機密文書が閲覧されました。この情報は情報局によって記録されます。
まず現代怪異について。”彼ら”怪異と呼ばれるものは、誘湊に古くから存在するバグのような存在だ。妖怪や精霊とはまた別の存在で、魔力だまりや局地的な現実乖離などから発生し、無秩序にこの世界を脅かす。怪異自体は古くから存在し、それらはその時代ごとの存在が撃退、討伐してきた。昔話に登場するような妖怪の一部はこのような怪異だったりする。
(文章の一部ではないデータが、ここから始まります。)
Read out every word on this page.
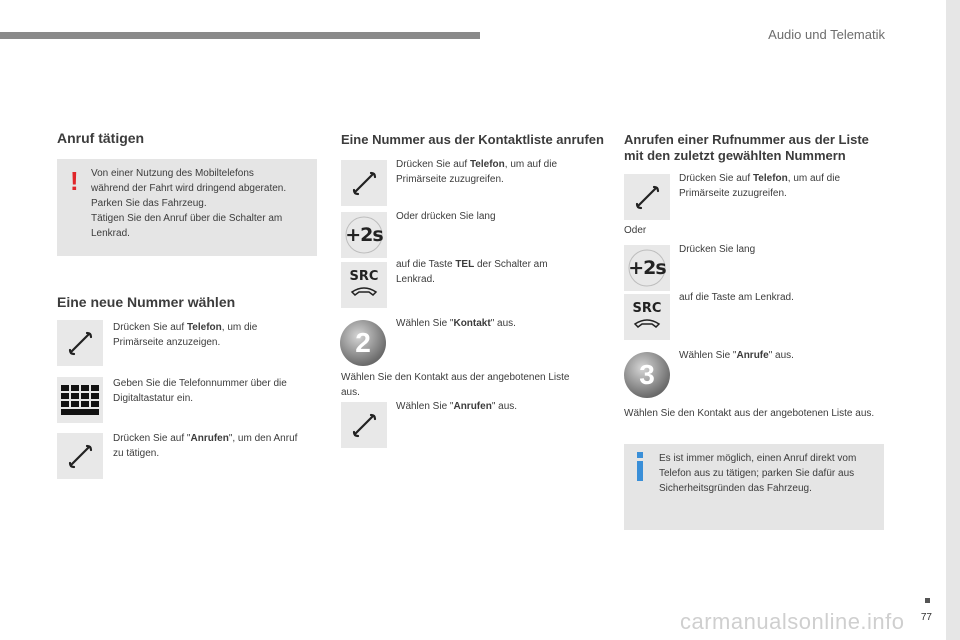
Audio und Telematik
77
carmanualsonline.info
Anruf tätigen
! Von einer Nutzung des Mobiltelefons
während der Fahrt wird dringend abgeraten.
Parken Sie das Fahrzeug.
Tätigen Sie den Anruf über die Schalter am
Lenkrad.
Eine neue Nummer wählen
Drücken Sie auf Telefon, um die
Primärseite anzuzeigen.
Geben Sie die Telefonnummer über die
Digitaltastatur ein.
Drücken Sie auf "Anrufen", um den Anruf
zu tätigen.
Eine Nummer aus der Kontaktliste anrufen
Drücken Sie auf Telefon, um auf die
Primärseite zuzugreifen.
+2s
Oder drücken Sie lang
SRC
auf die Taste TEL der Schalter am
Lenkrad.
2
Wählen Sie "Kontakt" aus.
Wählen Sie den Kontakt aus der angebotenen Liste
aus.
Wählen Sie "Anrufen" aus.
Anrufen einer Rufnummer aus der Liste
mit den zuletzt gewählten Nummern
Drücken Sie auf Telefon, um auf die
Primärseite zuzugreifen.
Oder
+2s
Drücken Sie lang
SRC
auf die Taste am Lenkrad.
3
Wählen Sie "Anrufe" aus.
Wählen Sie den Kontakt aus der angebotenen Liste aus.
Es ist immer möglich, einen Anruf direkt vom
Telefon aus zu tätigen; parken Sie dafür aus
Sicherheitsgründen das Fahrzeug.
その中でもアストラル的存在、つまりは深淵系統などに見られる精神生命体のような存在のことを、現代怪異と呼ぶ。なぜ現代、なのかというと、近代になってようやくその存在が認識されたからだ。恐らく古代から存在しているが、狂人として処理されたり、悪魔憑きとして歴史の影に葬られていると思われる。時に”彼ら”は人間やエルフ、セイレーンなどの人型実体の存在に憑依し、その存在に同化することで現実世界に干渉する。私たちはそれを”怪異化”と呼んでいる。怪異化自体は皇民たちにも周知されているが、その真相を知る者は現時点で殆ど存在しない。現在の魔法、科学では観測するのが精一杯で同化後の”彼ら”を引き剥がすことはできない。仕方のないことだが、私たちは怪異化した皇民を殺し、それを私たち影の人物達が弔い、誘湊国の影に葬ることしかできない。
…この文書は、極秘裏に連邦に共有しようと思う。最近は向こうでも怪異化が発生していると聞いている。これで少しは研究が進むと良いのだが。
…私たちは、一刻も早く怪異化を解除する手立てを見つけ、現代怪異を滅し、この残虐で非道な行為を止めなければならない。それが、私達が殺めてきた彼らへの、数少ない贖罪となることを信じて。